The Unit 5 school board on Wednesday approved Nathan Fincham as the new Normal West high school football coach. But the action came with concerns voiced by the public.
Fincham served as an assistant coach under Darren Hess, who resigned suddenly last year. Unit 5 parent David Cobb told the board the athletic department should have more diversity.
"By placing the current candidate as your new head coach, whom was part of the former varsity football staff, we are running the risk of the same nepotism and systemic bias as before," Cobb said during public comment.
Cobb said the Normal West men's basketball and football teams haven't had an African-American coach in their history.
"I don't know him (Fincham). I've never had a conversation with him.
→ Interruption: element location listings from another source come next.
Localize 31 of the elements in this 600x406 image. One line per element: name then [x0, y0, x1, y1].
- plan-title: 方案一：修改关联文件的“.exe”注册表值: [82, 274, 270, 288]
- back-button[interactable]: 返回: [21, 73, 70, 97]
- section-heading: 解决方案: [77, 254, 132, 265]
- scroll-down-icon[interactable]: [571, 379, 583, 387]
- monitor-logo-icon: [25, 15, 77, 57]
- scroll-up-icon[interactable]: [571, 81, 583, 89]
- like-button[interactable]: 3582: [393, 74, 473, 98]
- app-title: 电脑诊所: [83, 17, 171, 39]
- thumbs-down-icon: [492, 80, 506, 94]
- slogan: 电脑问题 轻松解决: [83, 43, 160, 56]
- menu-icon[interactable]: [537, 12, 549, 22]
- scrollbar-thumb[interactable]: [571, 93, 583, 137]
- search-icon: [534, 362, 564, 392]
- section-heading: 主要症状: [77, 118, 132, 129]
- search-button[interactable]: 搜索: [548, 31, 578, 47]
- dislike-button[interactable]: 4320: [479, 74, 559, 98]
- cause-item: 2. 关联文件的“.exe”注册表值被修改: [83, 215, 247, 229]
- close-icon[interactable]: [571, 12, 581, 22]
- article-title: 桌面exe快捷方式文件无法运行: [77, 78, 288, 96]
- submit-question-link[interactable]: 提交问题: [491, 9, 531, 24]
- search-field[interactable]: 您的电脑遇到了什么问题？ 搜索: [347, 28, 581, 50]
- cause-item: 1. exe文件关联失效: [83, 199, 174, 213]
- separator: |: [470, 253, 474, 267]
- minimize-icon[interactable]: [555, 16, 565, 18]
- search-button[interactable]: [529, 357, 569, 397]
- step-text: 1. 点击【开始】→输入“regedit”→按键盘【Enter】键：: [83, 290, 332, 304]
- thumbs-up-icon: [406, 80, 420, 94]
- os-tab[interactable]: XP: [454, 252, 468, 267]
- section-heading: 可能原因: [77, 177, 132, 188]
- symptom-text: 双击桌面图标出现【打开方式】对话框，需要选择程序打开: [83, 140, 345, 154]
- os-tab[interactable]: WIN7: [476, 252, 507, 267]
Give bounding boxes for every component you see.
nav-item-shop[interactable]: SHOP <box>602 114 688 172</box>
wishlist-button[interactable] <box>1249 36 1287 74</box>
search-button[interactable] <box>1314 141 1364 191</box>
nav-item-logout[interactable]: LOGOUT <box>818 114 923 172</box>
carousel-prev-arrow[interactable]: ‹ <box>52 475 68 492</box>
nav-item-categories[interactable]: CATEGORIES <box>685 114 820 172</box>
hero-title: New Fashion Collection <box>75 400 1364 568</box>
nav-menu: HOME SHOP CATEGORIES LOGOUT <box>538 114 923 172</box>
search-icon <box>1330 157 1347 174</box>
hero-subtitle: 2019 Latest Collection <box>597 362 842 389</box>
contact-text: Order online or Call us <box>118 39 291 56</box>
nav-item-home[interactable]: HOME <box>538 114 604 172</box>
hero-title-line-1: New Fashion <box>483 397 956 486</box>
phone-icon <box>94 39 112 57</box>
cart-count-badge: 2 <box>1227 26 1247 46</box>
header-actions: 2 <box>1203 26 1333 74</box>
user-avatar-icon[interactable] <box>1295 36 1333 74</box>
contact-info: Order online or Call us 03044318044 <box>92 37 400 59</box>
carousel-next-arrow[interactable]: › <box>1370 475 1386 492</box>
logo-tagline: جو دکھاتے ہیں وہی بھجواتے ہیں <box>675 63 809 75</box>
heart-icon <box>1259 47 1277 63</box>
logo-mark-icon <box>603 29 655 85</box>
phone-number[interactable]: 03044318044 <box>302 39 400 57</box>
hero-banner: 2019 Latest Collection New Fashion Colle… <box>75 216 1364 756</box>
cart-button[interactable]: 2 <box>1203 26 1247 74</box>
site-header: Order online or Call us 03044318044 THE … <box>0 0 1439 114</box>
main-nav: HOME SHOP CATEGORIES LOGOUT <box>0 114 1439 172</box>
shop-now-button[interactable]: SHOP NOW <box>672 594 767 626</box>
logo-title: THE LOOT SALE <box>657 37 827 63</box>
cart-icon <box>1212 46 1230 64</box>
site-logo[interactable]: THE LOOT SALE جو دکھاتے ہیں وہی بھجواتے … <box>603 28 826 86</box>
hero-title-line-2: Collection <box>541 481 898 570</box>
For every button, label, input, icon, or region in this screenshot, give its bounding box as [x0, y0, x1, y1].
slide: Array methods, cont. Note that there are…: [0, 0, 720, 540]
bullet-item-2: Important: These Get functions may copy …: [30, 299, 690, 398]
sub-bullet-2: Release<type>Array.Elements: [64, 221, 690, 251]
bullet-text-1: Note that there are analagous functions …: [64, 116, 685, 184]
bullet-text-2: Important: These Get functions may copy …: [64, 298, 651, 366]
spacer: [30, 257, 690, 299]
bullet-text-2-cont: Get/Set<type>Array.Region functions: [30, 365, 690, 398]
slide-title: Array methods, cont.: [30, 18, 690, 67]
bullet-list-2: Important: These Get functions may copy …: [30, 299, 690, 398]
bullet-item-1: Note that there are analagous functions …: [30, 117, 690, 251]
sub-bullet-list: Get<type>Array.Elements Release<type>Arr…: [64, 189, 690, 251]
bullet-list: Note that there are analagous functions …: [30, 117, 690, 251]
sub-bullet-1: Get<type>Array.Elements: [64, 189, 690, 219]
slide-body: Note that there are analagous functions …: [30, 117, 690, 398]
However, he was a part of that former staff. If we're going to do what's best for our kids, what's best for our community, we want diversity and inclusion," Cobb said.
Cobb said kids are leaving the Normal West football program and transferring to new school districts for various reasons.
"I'll let you figure out why that is," Cobb told the media.
Several Normal West football families and boosters packed the school board's meeting in January, seeking more information about why Hess left the program. At the time, the district acknowledged concerns it had about how Normal West’s Gridiron Club boosters group spent its money—specifically whether money was improperly given to Hess’ assistant coaches.
Those same parents and boosters also asked for an explanation of an abrupt closed session, sought by Cobb and others, with the school board in November. Unit 5 Superintendent Mark Daniel told GLT the closed session was related to "questions in regards to the football program." But he declined to comment further. The state’s Open Meetings law allows public bodies to go into closed session to discuss specific employees.
According to Wednesday's Unit 5 meeting agenda, Hess himself tried to request the closed session's minutes through the Freedom of Information Act. That request was denied.
Daniel said Fincham can provide an inclusive environment for student-athletes. Daniel did acknowledge diversity in the district is an issue.
"It's an issue in our district in regards to our classrooms, in regards to our educators, in regards to our co-curricular positions," he said. "We need to develop a pool that has diversity in it."
A committee made up of football players, parents and other coaches helped choose Fincham.